Under Vital Slide we consider the relation of the muscles of respiration to the vocal cords. There are two sets of respiratory muscles, the muscles of inspiration and the muscles of expiration. If the thought requires for expression an increase of vitality in the voice, the muscles of expiration contract more strongly, thus giving greater density to the air in the lungs. The air, being an elastic substance, in seeking egress or relief presses strongly against the vocal cords, which are forced apart with such energy as to give an expression of greater vitality to the tone produced.
It is not necessary to exert the will consciously on the different muscles which act upon the vocal organs. It is not necessary to call the roll and say, “Triangularis sterni, Diaphragm, Abdominal muscles, Intercostals, contract! Abdominal muscles, you must contract only just enough to overcome the contraction of the diaphragm. Now, all together—one, two, three, contract!” One should not think anything about these muscles.

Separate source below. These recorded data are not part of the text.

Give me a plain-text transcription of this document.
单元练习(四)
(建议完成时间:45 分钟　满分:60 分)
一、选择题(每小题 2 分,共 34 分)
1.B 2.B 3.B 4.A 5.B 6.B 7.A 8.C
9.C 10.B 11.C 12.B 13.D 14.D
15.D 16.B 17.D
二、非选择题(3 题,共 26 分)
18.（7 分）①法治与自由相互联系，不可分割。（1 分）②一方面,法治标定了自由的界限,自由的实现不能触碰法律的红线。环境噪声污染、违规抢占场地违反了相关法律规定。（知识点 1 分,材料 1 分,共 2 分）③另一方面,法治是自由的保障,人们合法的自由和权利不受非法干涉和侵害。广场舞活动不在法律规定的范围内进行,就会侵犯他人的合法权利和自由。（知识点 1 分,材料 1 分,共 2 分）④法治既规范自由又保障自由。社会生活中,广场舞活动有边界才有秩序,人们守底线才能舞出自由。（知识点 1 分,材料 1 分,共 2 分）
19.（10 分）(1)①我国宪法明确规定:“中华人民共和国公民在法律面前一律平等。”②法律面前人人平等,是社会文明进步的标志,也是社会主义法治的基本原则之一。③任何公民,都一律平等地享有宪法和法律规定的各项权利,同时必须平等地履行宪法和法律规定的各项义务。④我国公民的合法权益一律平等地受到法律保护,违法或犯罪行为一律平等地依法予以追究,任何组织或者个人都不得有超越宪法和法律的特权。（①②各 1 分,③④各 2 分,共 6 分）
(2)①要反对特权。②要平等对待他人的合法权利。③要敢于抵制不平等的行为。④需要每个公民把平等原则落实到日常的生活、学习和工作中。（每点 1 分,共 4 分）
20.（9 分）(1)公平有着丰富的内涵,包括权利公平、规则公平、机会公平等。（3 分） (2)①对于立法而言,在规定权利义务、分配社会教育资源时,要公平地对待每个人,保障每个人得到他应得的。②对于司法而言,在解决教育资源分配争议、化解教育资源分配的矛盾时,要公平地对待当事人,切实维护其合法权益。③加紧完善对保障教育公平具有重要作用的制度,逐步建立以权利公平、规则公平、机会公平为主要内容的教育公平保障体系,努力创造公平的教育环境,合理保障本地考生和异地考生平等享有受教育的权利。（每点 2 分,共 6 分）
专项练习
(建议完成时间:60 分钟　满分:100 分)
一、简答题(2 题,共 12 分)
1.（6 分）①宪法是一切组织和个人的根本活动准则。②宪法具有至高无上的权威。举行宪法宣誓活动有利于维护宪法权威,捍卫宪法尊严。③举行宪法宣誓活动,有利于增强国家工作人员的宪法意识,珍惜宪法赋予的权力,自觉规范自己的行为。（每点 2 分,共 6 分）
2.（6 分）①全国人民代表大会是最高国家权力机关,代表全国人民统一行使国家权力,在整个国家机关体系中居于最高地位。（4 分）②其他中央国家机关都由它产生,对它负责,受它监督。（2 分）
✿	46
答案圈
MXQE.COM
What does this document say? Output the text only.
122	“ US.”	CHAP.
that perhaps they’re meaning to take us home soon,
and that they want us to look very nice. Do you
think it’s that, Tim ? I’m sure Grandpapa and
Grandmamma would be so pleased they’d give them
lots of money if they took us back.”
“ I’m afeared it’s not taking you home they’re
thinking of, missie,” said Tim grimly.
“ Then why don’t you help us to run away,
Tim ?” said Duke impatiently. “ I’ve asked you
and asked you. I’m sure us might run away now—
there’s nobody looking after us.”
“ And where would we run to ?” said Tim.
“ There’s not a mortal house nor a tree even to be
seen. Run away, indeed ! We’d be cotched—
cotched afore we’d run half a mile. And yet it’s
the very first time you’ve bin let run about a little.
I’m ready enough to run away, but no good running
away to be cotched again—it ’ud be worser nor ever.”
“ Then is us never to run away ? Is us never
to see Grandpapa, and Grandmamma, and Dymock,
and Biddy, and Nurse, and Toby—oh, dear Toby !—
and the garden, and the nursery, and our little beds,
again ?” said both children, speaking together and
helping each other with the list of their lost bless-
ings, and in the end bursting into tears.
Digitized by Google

He should be no more conscious of their action than he is of the beating of his heart.
SLIDE IN VOLUME.
In giving Volume of voice, the vocal aperture is made as open as it can be and still have the elements of speech definitely formed; and the vibrating column of air is guided through the aperture without being biased by it. The chief agents which guide the voice through this aperture are the sides of the throat and the tongue in its proper relation to the pharynx, hard palate, and soft palate. When we combine Slide with Volume there must be an exact relation between the contraction of the vocal cords and the proper position and action of these vocal organs.
Freedom of will expressed in volume is that quality of voice which suggests no hindrance, no limitation. The “voice of thunder” is not known by its degree of noise, for it may be so distant as to be only perceptible to the senses, yet it is still recognized as thunder from its illimitable quality, in other words, its volume. Loudness is not a necessary quality of volume, but illimitation is. Listen to the voice of a young martyr, who has been condemned by the Roman emperor to be flung into the amphitheater, there to be devoured by ferocious beasts. Her father, who does not see the truth as she sees it, pleads with her to abjure her faith and worship the old gods. She turns to him and says, “Father, I would, but Christ in me will not.” Light shines in the eyes of the old man as he looks at her and says, “I believe God is in thee.” Her will was absorbed in the divine will, and that divinity spoke through her. Even He who made the world spoke in her voice. The roar of the lion, though terrible, could not drown her tones, though low, devout, and tender.